PUBLISHED September 8, 2021

Do you have large unrealized capital gains in your after-tax (non-retirement) portfolio? The question of how to strategically plan around large, embedded capital gains has become increasingly popular. The growth of the U.S. and other global economies since The Great Financial Crisis has injected healthy gains into most asset classes in the average investor’s portfolio. Unrealized capital gains represent the price appreciation of an asset that has not yet been sold. Here are a few ideas for tax-efficiently reducing capital gain tax liability in after-tax portfolios. 

Donor Advised Fund

A Donor-Advised Fund (DAF) often makes sense for individuals who itemize on their tax return most, or all, years and who have after-tax portfolios with unrealized capital gains. For example, most people will pull out their checkbook and write a check to a local charitable organization they regularly support. Imagine if this same person contributed a highly appreciated security to their DAF, instead of writing a check. They would receive the applicable tax deduction (for the year of the contribution) to the DAF and would ultimately eliminate their capital gain tax liability in the highly appreciated security that was contributed. The individual could purchase the security that was donated with the cash they would have given directly to the charitable organization. This would increase their cost basis and maintain their position in that same holding. 

Whether contributing a highly appreciated security to a DAF or contributing cash, many contribute to their DAF every other year. This is a common practice because clients do not always have enough deductions to itemize in a single year, therefore, they will make a larger contribution to the DAF in year one to itemize and maximize tax savings. Then, over the first and second year, the individual recommends their DAF to make grants to qualified U.S. public charities of their choice. This allows for a large tax deduction in year one, but also creates a two-year period of steady and predictable charitable giving to the organization.

It’s important to speak with your tax advisor and financial advisor before opening a DAF, as there may be a better strategy for your situation. 

Tax-Loss Harvesting 

The pandemic prompted a market downturn in 2020 and the ensuing volatility has certainly caused some discomfort for many people with substantial financial assets in the market. During these tense moments it may make sense to completing tax-loss harvesting trades. This benefits after-tax portfolios because it may be possible to sell securities at a loss and then then invest the proceeds in other suitable securities to avoid wash sales. After 31 days, you may then the same securities that were sold at a loss to reposition the portfolio in the same holdings and at their target asset allocation. This process locks in realized capital losses that can be used to offset realized capital gains or capital gains distributions in the current year or in a future year. 

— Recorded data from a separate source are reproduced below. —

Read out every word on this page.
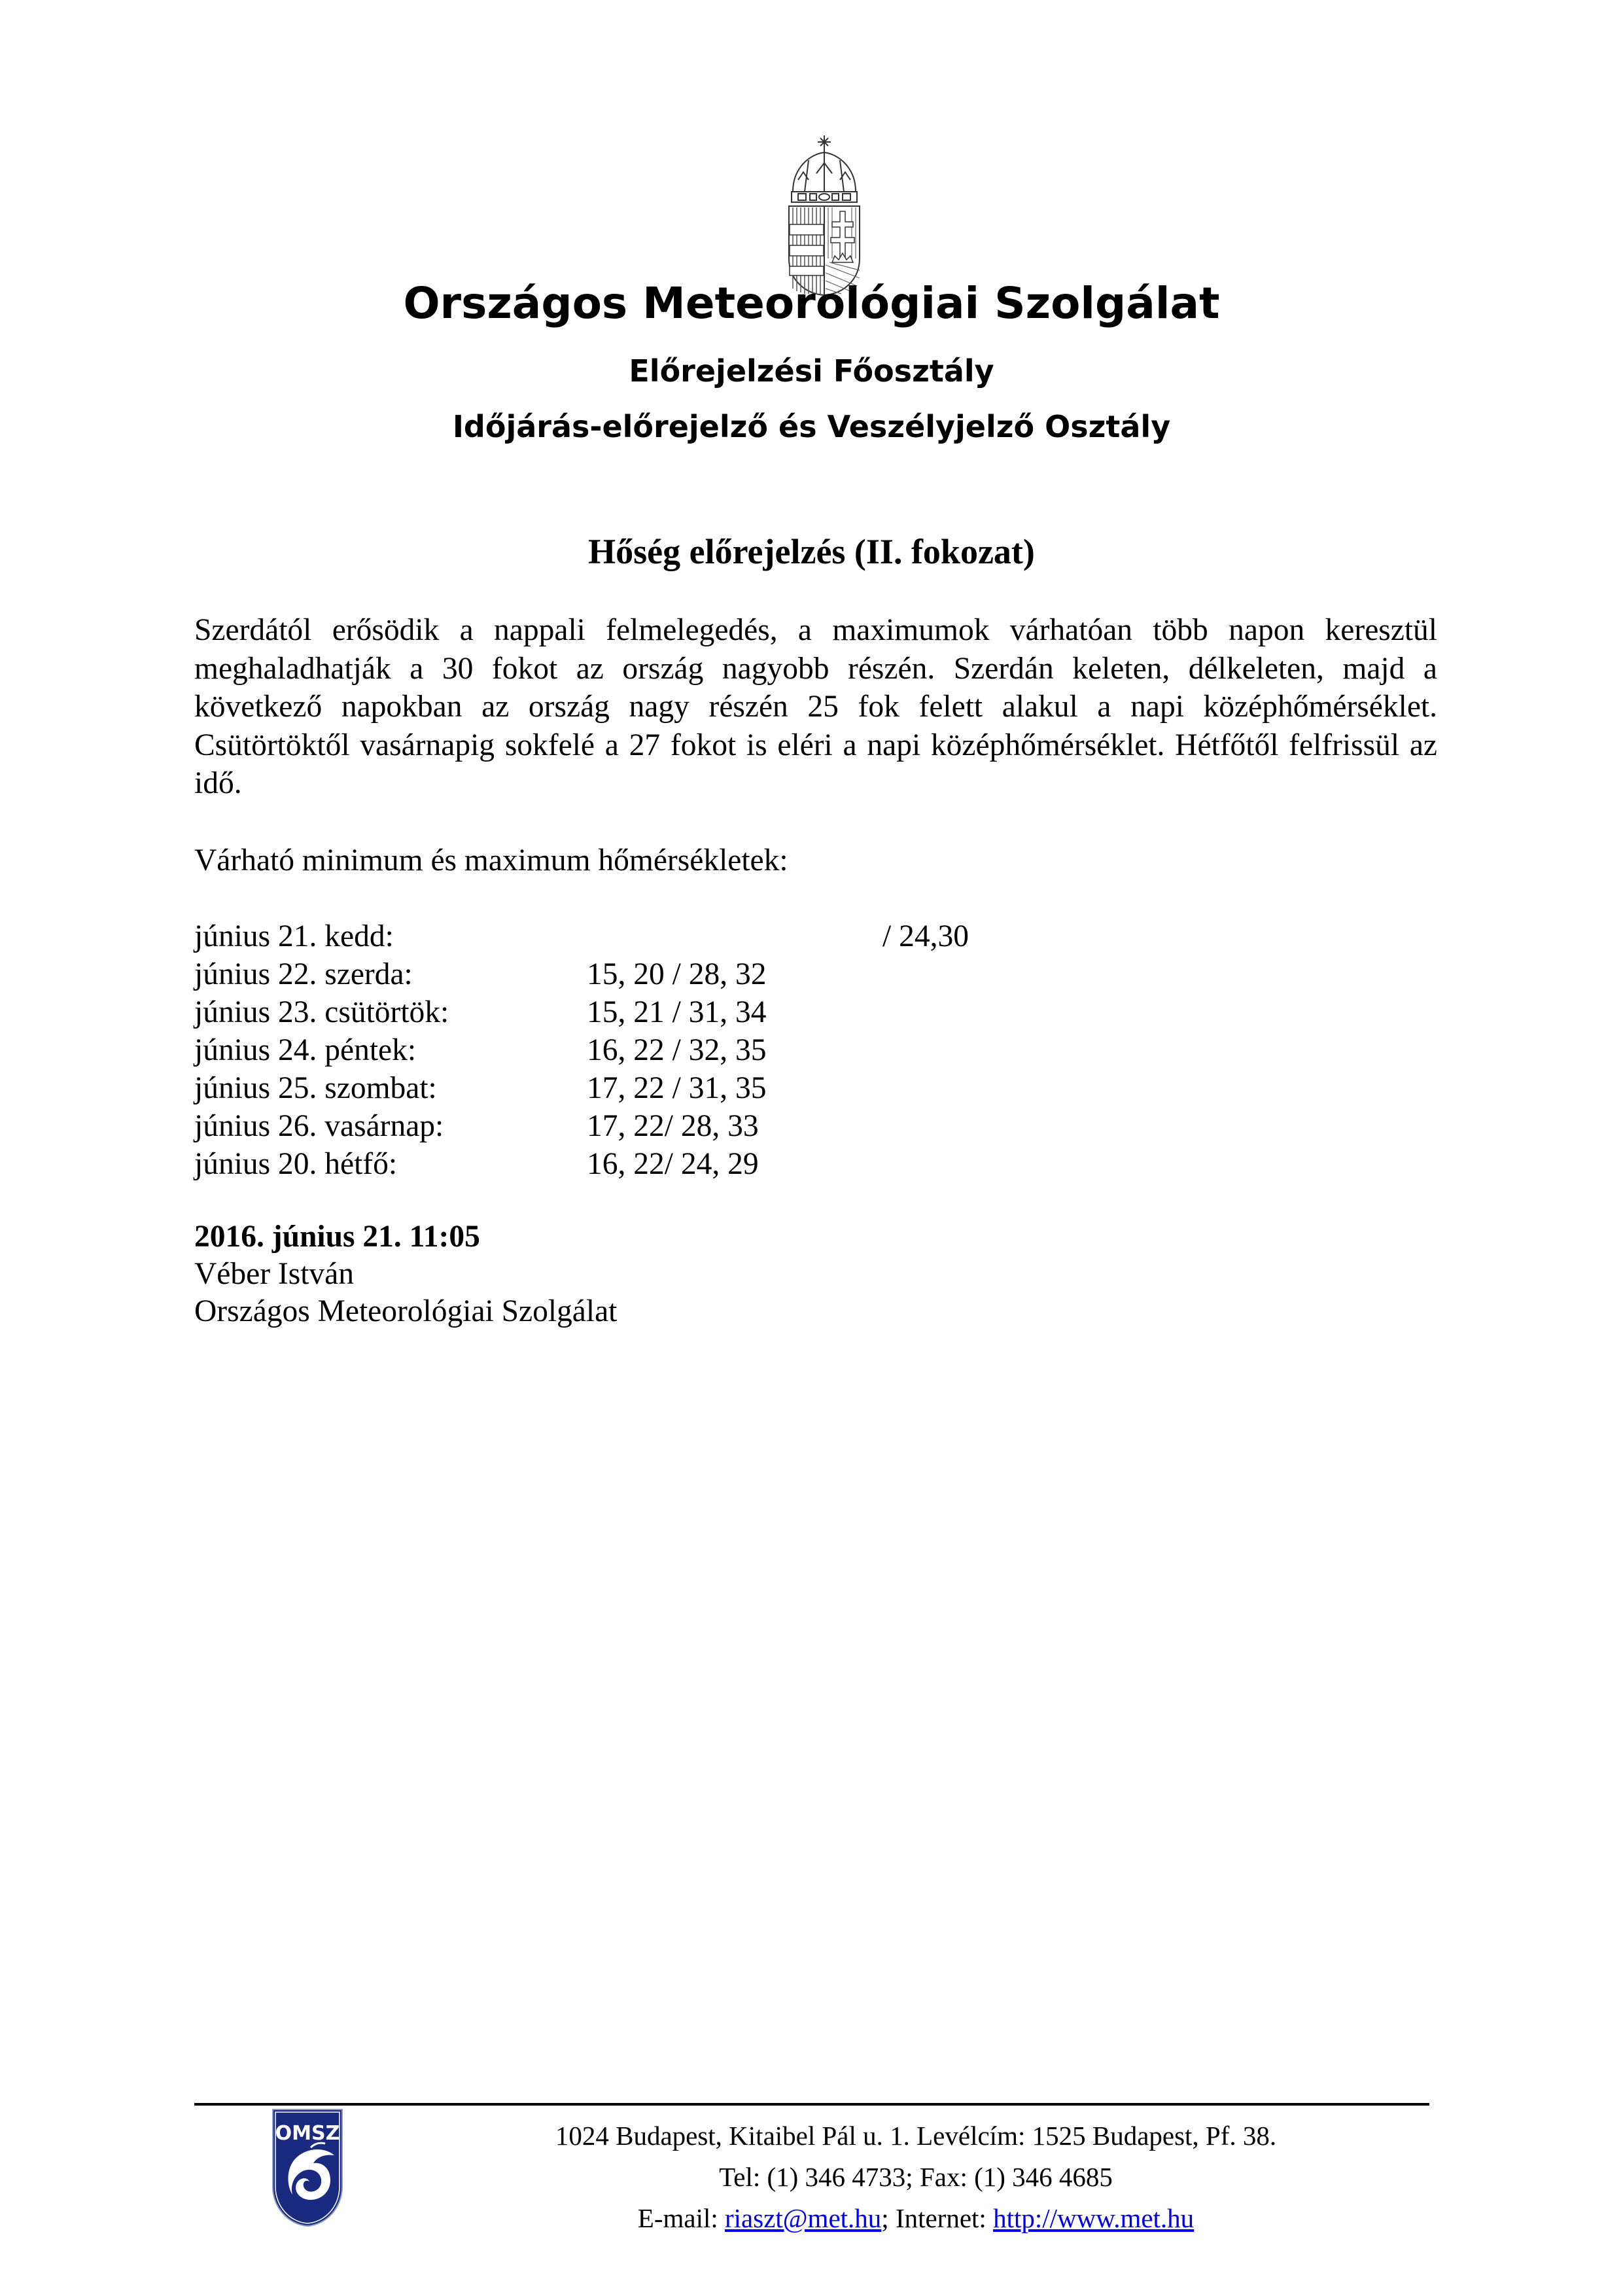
Országos Meteorológiai Szolgálat
Előrejelzési Főosztály
Időjárás-előrejelző és Veszélyjelző Osztály
Hőség előrejelzés (II. fokozat)
Szerdától erősödik a nappali felmelegedés, a maximumok várhatóan több napon keresztül meghaladhatják a 30 fokot az ország nagyobb részén. Szerdán keleten, délkeleten, majd a következő napokban az ország nagy részén 25 fok felett alakul a napi középhőmérséklet. Csütörtöktől vasárnapig sokfelé a 27 fokot is eléri a napi középhőmérséklet. Hétfőtől felfrissül az idő.
Várható minimum és maximum hőmérsékletek:
június 21. kedd:	/ 24,30
június 22. szerda:	15, 20 / 28, 32
június 23. csütörtök:	15, 21 / 31, 34
június 24. péntek:	16, 22 / 32, 35
június 25. szombat:	17, 22 / 31, 35
június 26. vasárnap:	17, 22/ 28, 33
június 20. hétfő:	16, 22/ 24, 29
2016. június 21. 11:05
Véber István
Országos Meteorológiai Szolgálat
OMSZ	1024 Budapest, Kitaibel Pál u. 1. Levélcím: 1525 Budapest, Pf. 38.
Tel: (1) 346 4733; Fax: (1) 346 4685
E-mail: riaszt@met.hu; Internet: http://www.met.hu
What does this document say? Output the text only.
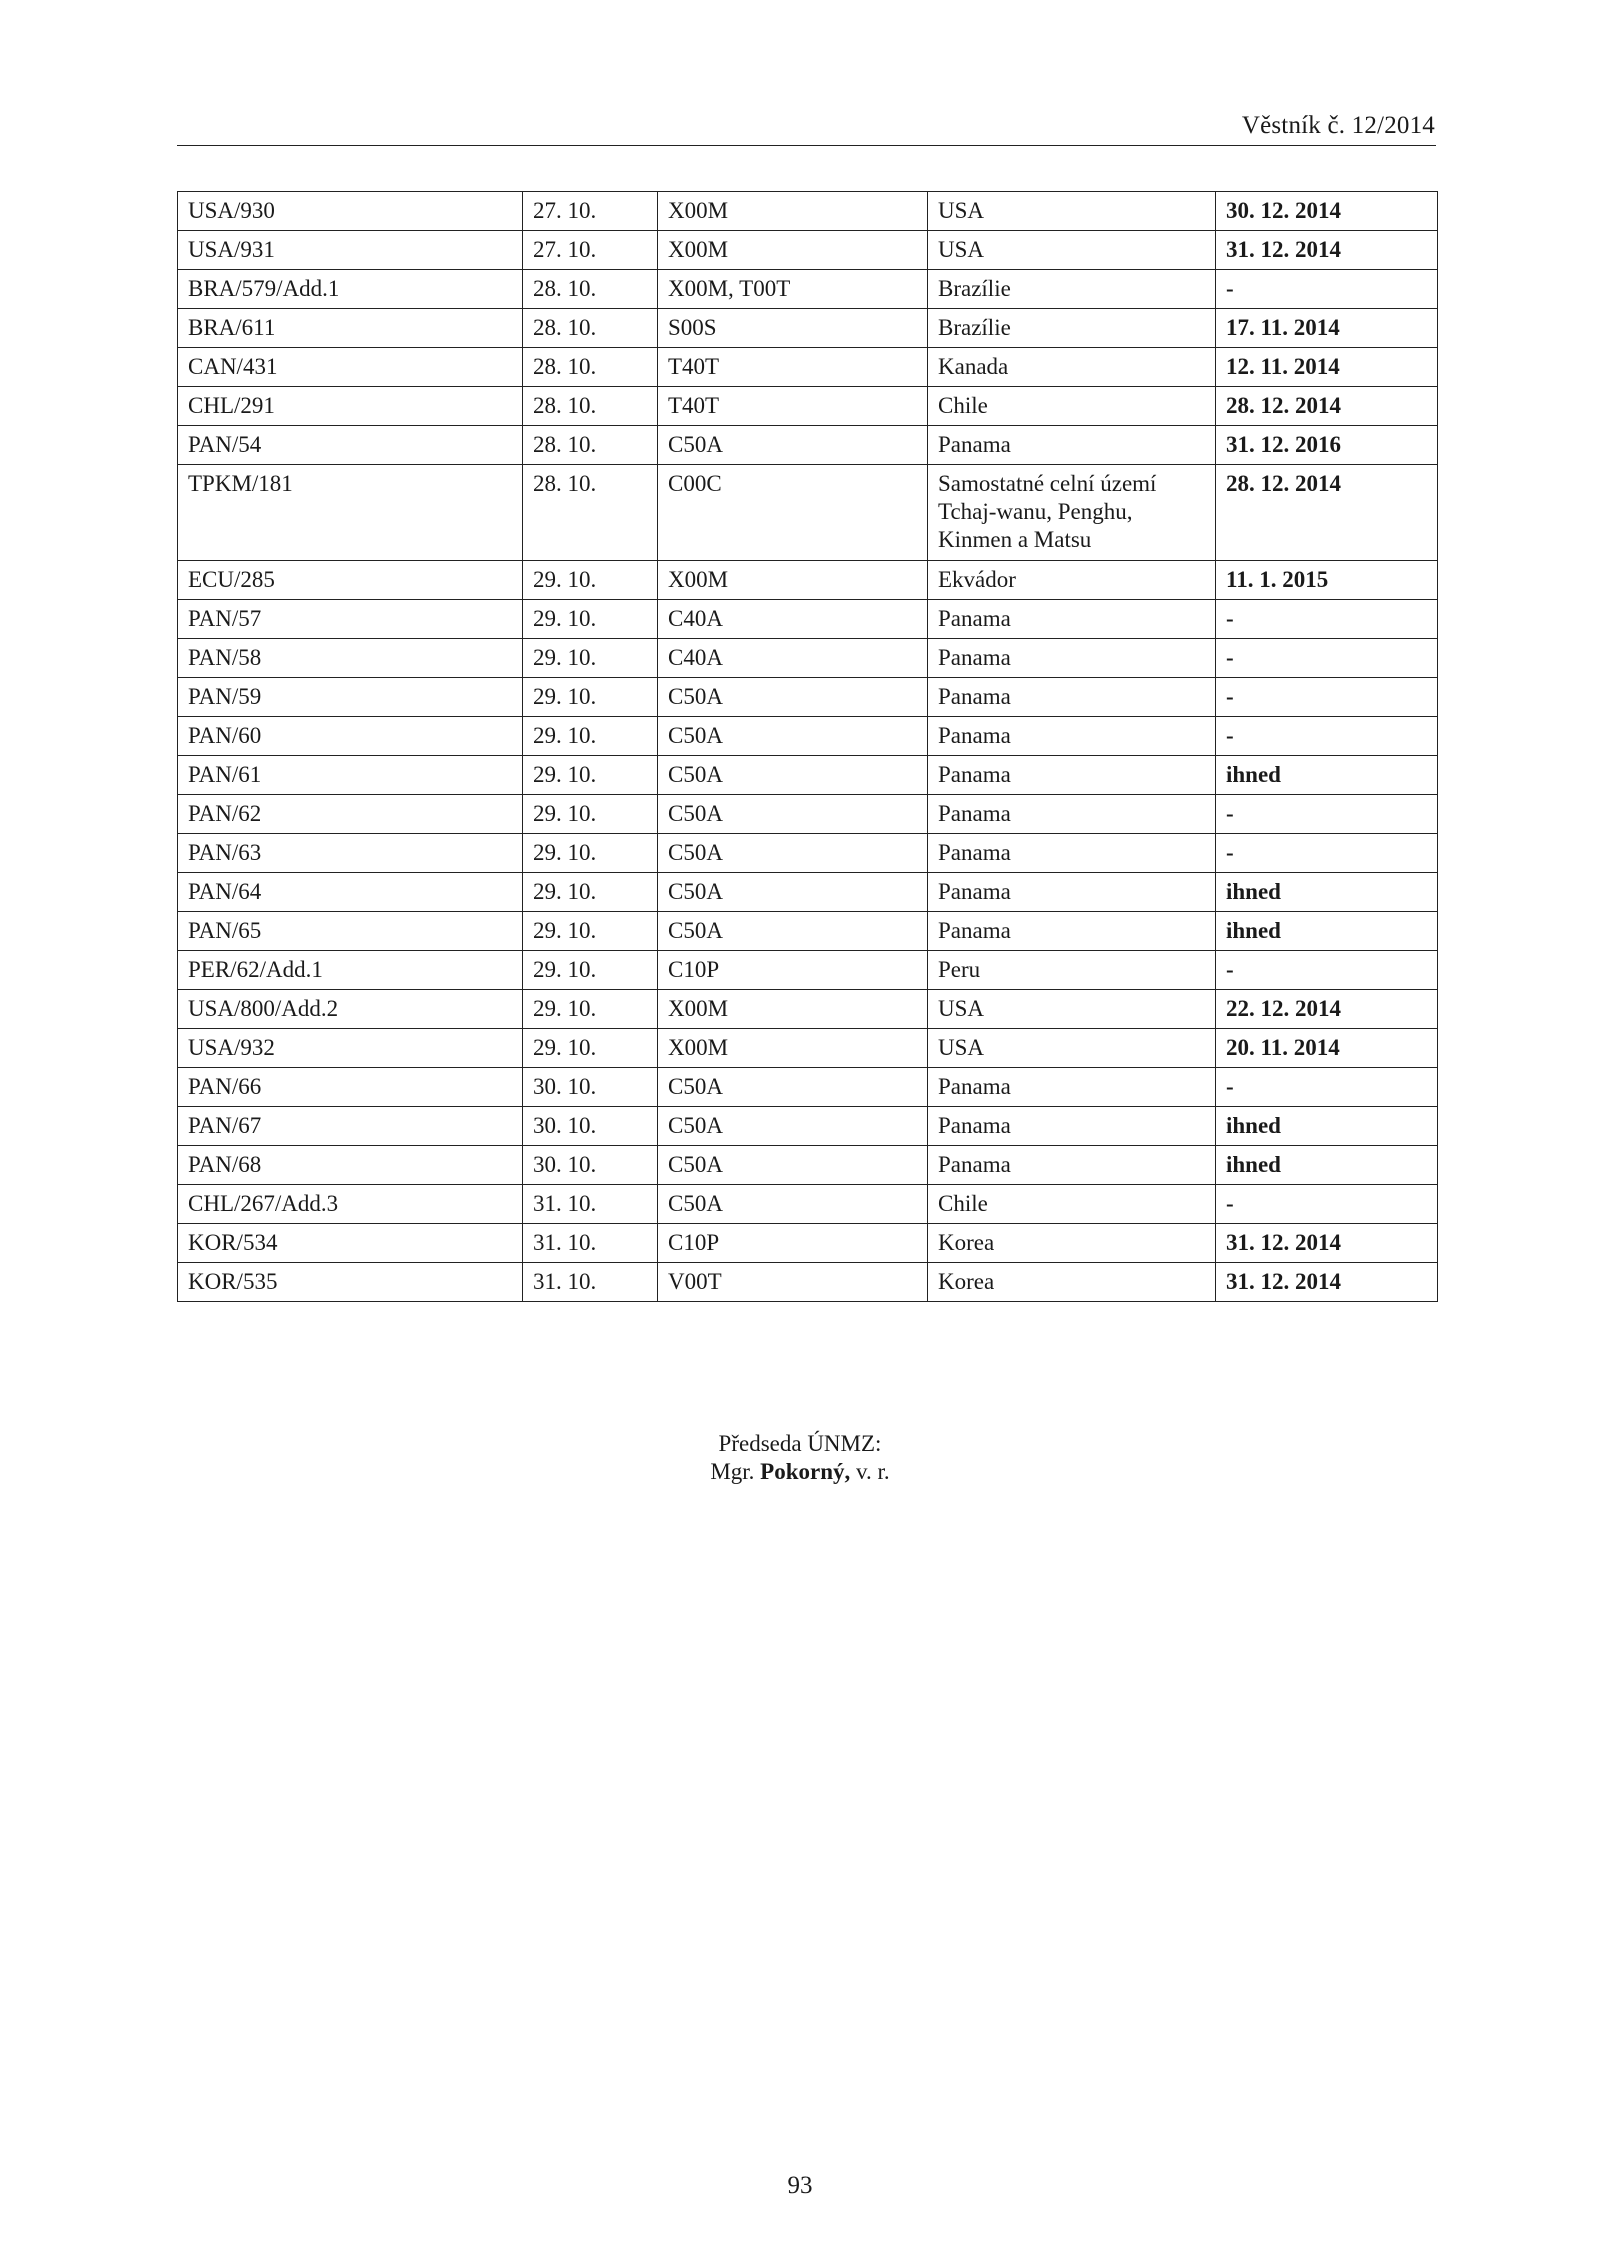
Věstník č. 12/2014
USA/930	27. 10.	X00M	USA	30. 12. 2014
USA/931	27. 10.	X00M	USA	31. 12. 2014
BRA/579/Add.1	28. 10.	X00M, T00T	Brazílie	-
BRA/611	28. 10.	S00S	Brazílie	17. 11. 2014
CAN/431	28. 10.	T40T	Kanada	12. 11. 2014
CHL/291	28. 10.	T40T	Chile	28. 12. 2014
PAN/54	28. 10.	C50A	Panama	31. 12. 2016
TPKM/181	28. 10.	C00C	Samostatné celní území Tchaj-wanu, Penghu, Kinmen a Matsu	28. 12. 2014
ECU/285	29. 10.	X00M	Ekvádor	11. 1. 2015
PAN/57	29. 10.	C40A	Panama	-
PAN/58	29. 10.	C40A	Panama	-
PAN/59	29. 10.	C50A	Panama	-
PAN/60	29. 10.	C50A	Panama	-
PAN/61	29. 10.	C50A	Panama	ihned
PAN/62	29. 10.	C50A	Panama	-
PAN/63	29. 10.	C50A	Panama	-
PAN/64	29. 10.	C50A	Panama	ihned
PAN/65	29. 10.	C50A	Panama	ihned
PER/62/Add.1	29. 10.	C10P	Peru	-
USA/800/Add.2	29. 10.	X00M	USA	22. 12. 2014
USA/932	29. 10.	X00M	USA	20. 11. 2014
PAN/66	30. 10.	C50A	Panama	-
PAN/67	30. 10.	C50A	Panama	ihned
PAN/68	30. 10.	C50A	Panama	ihned
CHL/267/Add.3	31. 10.	C50A	Chile	-
KOR/534	31. 10.	C10P	Korea	31. 12. 2014
KOR/535	31. 10.	V00T	Korea	31. 12. 2014
Předseda ÚNMZ:
Mgr. Pokorný, v. r.
93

If this interests you, be sure to contact a professional investment advisor so they can look for potential opportunities. This is especially helpful if you own appreciated positions that you want to get out of or trim.

Gifting 

Did you know gifting highly appreciated securities rather than cash to relatives can help the donor to avoid capital gains tax on the gifted security? In the right situation, it’s common to gift cash to children or grandchildren. For many, it often makes sense to gift highly appreciated securities rather than gifting cash. This transfers the capital gain tax liability when the security is sold from the donor to the donee. The donee may likely be in a lower marginal tax bracket and, therefore, pay lower capital gains tax rates. Many folks will “gross up” the amount of their gifts to help the donee pay the tax liability. 

It’s important to discuss family gifting strategies with your tax advisor, your financial advisor, and often your estate planning attorney, as there are important tax and estate considerations when developing the right gifting program for your family.